At such times, it may seem better to die than to face a life of despair, suffering and torture. And yet .
. . the partisans survived and lived to tell their story today; the Jewish people of Moses’ time left the record of their history in the Torah . . . and here we are today. Can we take it for granted then, that we will be here next year and for many years to come? I think, the answer to that is “no” – we can only know about the present. The future belongs to God – and that is why we turn to appeal to God to please keep us alive.
But why do we ask God “to remember” us for life? What does this idea of remembering have to do with our survival? Why do we need to remind God the Omniscient and Omnipotent to remember? Can this act of remembering in itself have such power that it will affect our ability to live?
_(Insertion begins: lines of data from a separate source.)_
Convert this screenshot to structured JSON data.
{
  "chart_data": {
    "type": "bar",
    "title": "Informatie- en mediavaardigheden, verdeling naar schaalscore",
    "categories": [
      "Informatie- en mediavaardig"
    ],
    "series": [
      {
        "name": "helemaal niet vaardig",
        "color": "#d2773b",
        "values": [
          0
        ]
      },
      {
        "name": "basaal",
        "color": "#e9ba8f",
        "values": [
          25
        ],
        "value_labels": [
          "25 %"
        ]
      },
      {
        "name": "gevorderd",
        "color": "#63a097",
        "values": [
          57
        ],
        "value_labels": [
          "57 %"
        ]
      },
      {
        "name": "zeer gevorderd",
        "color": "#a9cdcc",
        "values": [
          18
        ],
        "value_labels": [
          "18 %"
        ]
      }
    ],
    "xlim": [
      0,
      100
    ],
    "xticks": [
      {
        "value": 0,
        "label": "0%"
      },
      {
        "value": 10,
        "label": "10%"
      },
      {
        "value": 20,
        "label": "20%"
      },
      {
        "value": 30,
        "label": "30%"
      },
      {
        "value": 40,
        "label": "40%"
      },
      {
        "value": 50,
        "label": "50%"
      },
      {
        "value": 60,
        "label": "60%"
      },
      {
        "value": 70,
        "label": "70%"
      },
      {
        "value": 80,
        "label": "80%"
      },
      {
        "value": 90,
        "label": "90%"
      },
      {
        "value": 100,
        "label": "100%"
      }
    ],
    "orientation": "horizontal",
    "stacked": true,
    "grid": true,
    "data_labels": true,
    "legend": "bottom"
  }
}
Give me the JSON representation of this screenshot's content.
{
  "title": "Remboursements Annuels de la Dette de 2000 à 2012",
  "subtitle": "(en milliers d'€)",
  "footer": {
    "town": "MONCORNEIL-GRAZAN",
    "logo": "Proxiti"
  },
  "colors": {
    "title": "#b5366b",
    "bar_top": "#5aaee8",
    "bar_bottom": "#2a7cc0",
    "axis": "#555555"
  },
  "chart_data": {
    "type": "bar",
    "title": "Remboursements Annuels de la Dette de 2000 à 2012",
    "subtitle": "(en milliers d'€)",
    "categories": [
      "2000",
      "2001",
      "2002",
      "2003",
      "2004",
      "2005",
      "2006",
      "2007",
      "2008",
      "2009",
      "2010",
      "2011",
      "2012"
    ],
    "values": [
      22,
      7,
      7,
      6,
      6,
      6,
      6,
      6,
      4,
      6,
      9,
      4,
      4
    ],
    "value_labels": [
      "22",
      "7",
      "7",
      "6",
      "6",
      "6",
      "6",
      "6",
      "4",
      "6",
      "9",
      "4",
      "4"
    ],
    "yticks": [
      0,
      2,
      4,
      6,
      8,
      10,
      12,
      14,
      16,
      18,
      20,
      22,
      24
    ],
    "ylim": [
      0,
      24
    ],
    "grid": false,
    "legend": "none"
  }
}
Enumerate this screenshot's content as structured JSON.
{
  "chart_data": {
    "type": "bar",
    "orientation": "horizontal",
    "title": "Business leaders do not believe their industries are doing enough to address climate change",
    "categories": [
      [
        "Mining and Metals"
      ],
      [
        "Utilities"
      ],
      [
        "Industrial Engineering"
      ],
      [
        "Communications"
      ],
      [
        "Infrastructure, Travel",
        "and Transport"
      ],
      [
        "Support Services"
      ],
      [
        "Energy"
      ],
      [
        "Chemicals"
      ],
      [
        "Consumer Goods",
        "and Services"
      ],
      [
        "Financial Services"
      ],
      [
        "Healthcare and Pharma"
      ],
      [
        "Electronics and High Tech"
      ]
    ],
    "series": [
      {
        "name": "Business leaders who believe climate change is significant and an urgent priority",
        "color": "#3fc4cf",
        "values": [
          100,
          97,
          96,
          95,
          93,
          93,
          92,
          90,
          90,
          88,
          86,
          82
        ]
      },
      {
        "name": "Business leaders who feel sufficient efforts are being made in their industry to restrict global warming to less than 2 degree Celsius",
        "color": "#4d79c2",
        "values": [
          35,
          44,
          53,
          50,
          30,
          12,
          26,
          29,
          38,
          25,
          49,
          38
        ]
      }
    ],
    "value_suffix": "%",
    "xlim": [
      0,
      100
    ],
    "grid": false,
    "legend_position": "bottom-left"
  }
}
An answer I found was in a traveling art exhibit entitled “The Fabric of Survival”. It is a series of fabric collages depicting the life of Esther Niesenthal Krinitz and her small Jewish community in a Polish village before, during and after the Holocaust. You are brought into her world to realize that on quite ordinary-looking days in a quiet countryside, this young Jewish girl faced the question of survival in the face of great forces of evil. She chose not to go with her family to the railroad station but rather to flee with her younger sister into the woods. In her story you see the great courage she had and the many blessings she experienced that enabled her to survive these terrible events. It is through our memory, in other words, that we can find the courage to go forward when we gain perspective
of what we have experienced, our strengths, and the many blessings from God.
When we appeal to God to remember, it is not just to see us as we are now, but to remember more deeply: Why did you create us, God – this unique being, this people chosen by You long
ago? Remember, God, that You gave us life – and that You value life – so please make Your choice to give us life of opportunity to do good.
Leshana Tova VeTikateivu BeSefer Hahayyim!